STILLPOINT Archive: last updated 05/09/2016

Faculty Sabbatical: The Neurology of Moral Decision-Making

by Dr. Bryan Auday |  Department of Psychology

Each year a small percentage of Gordon faculty are on sabbaticals, semester-long breaks from normal teaching and administrative responsibilities. This set-apart time—the word sabbatical is derived from the Hebrew shabbat—frees them for intensive research, writing or other scholarly work. 

Take a moment to reflect on the following hypothetical moral dilemma:

You are a construction worker who is maneuvering a crane on a building site. You have just started your day when you realize that the cable of the crane is about to break. Attached to the cable is an enormous steel beam, which is directly above a crew of six who are working outside.
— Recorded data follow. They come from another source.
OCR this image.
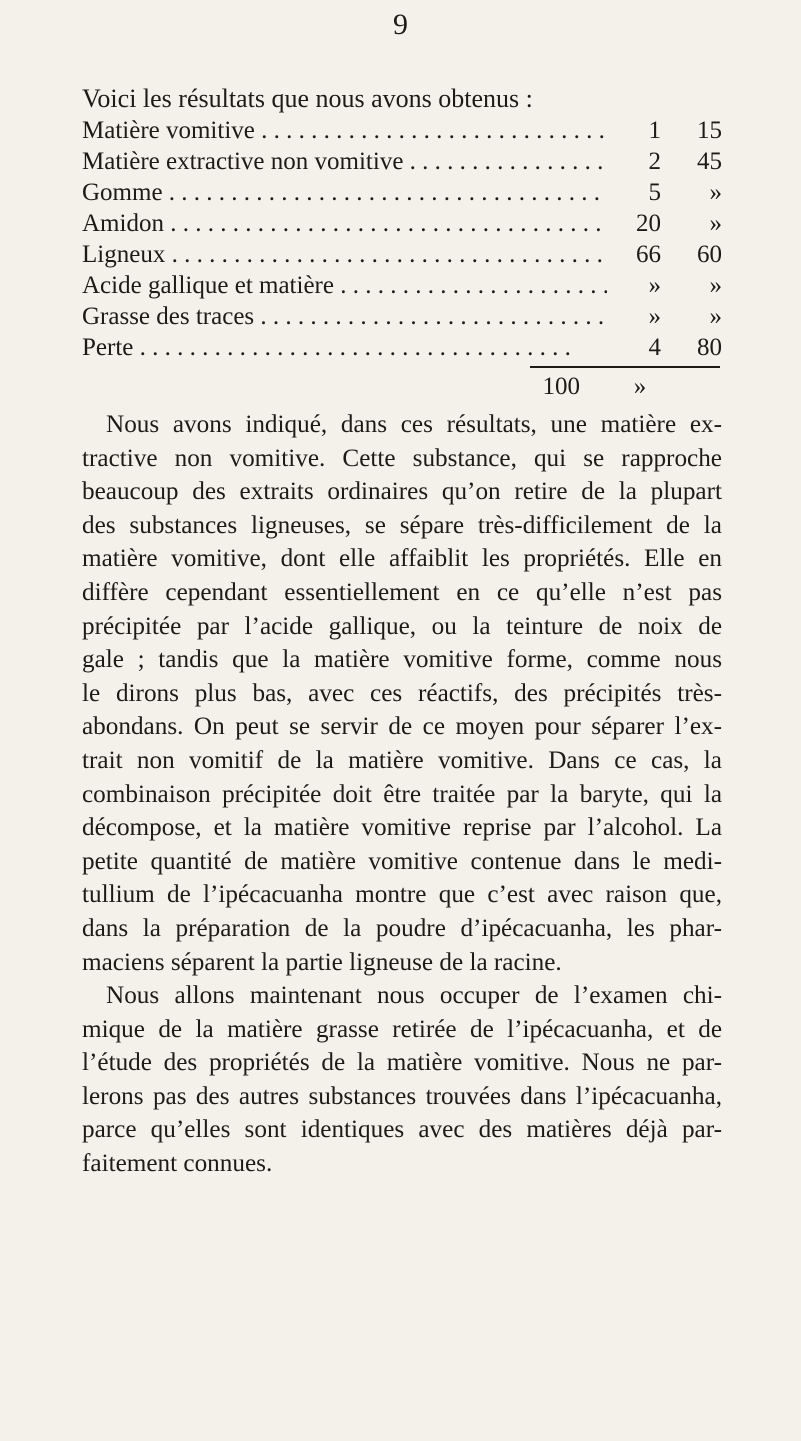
9
Voici les résultats que nous avons obtenus :
Matière vomitive . . .	1	15
Matière extractive non vomitive . . .	2	45
Gomme . . .	5	»
Amidon . . .	20	»
Ligneux . . .	66	60
Acide gallique et matière . . .	»	»
Grasse des traces . . .	»	»
Perte . . .	4	80
100	»
Nous avons indiqué, dans ces résultats, une matière ex-
tractive non vomitive. Cette substance, qui se rapproche
beaucoup des extraits ordinaires qu’on retire de la plupart
des substances ligneuses, se sépare très-difficilement de la
matière vomitive, dont elle affaiblit les propriétés. Elle en
diffère cependant essentiellement en ce qu’elle n’est pas
précipitée par l’acide gallique, ou la teinture de noix de
gale ; tandis que la matière vomitive forme, comme nous
le dirons plus bas, avec ces réactifs, des précipités très-
abondans. On peut se servir de ce moyen pour séparer l’ex-
trait non vomitif de la matière vomitive. Dans ce cas, la
combinaison précipitée doit être traitée par la baryte, qui la
décompose, et la matière vomitive reprise par l’alcohol. La
petite quantité de matière vomitive contenue dans le medi-
tullium de l’ipécacuanha montre que c’est avec raison que,
dans la préparation de la poudre d’ipécacuanha, les phar-
maciens séparent la partie ligneuse de la racine.
Nous allons maintenant nous occuper de l’examen chi-
mique de la matière grasse retirée de l’ipécacuanha, et de
l’étude des propriétés de la matière vomitive. Nous ne par-
lerons pas des autres substances trouvées dans l’ipécacuanha,
parce qu’elles sont identiques avec des matières déjà par-
faitement connues.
What would you do? Would you move the arm of the crane a short distance to another area of the site, knowing there is a worker present who will be crushed by the steel beam and will die, but leave the other six workers unhurt? Or would you just let fate play itself out and not move the crane so you would not endanger anyone else, yet witness the steel beam falling and killing the six crew members? 

My sabbatical last fall involved collecting data from over one hundred students who came to my brain imaging laboratory to participate in one of two studies on the neurophysiological correlates of moral decision-making. My six student lab assistants programmed a computer to present dozens of moral dilemmas similar to the one you just read. Each participant had to choose between two difficult options. While they agonized over which choices to make, we were recording their brain waves from 36 distinct locations on their scalp. We did this to gain a better understanding of the neurophysiological processes in the brain that drive the delicate interplay between cognitive and emotional systems used to make a moral decision.

Half of the participants completed a self-affirming task prior to seeing any dilemmas, while the other half were not self-affirmed. We want to investigate if the self-affirming task alters their choices or impacts the degree to which emotional processing is utilized. After the data are analyzed, an article will be prepared for publication.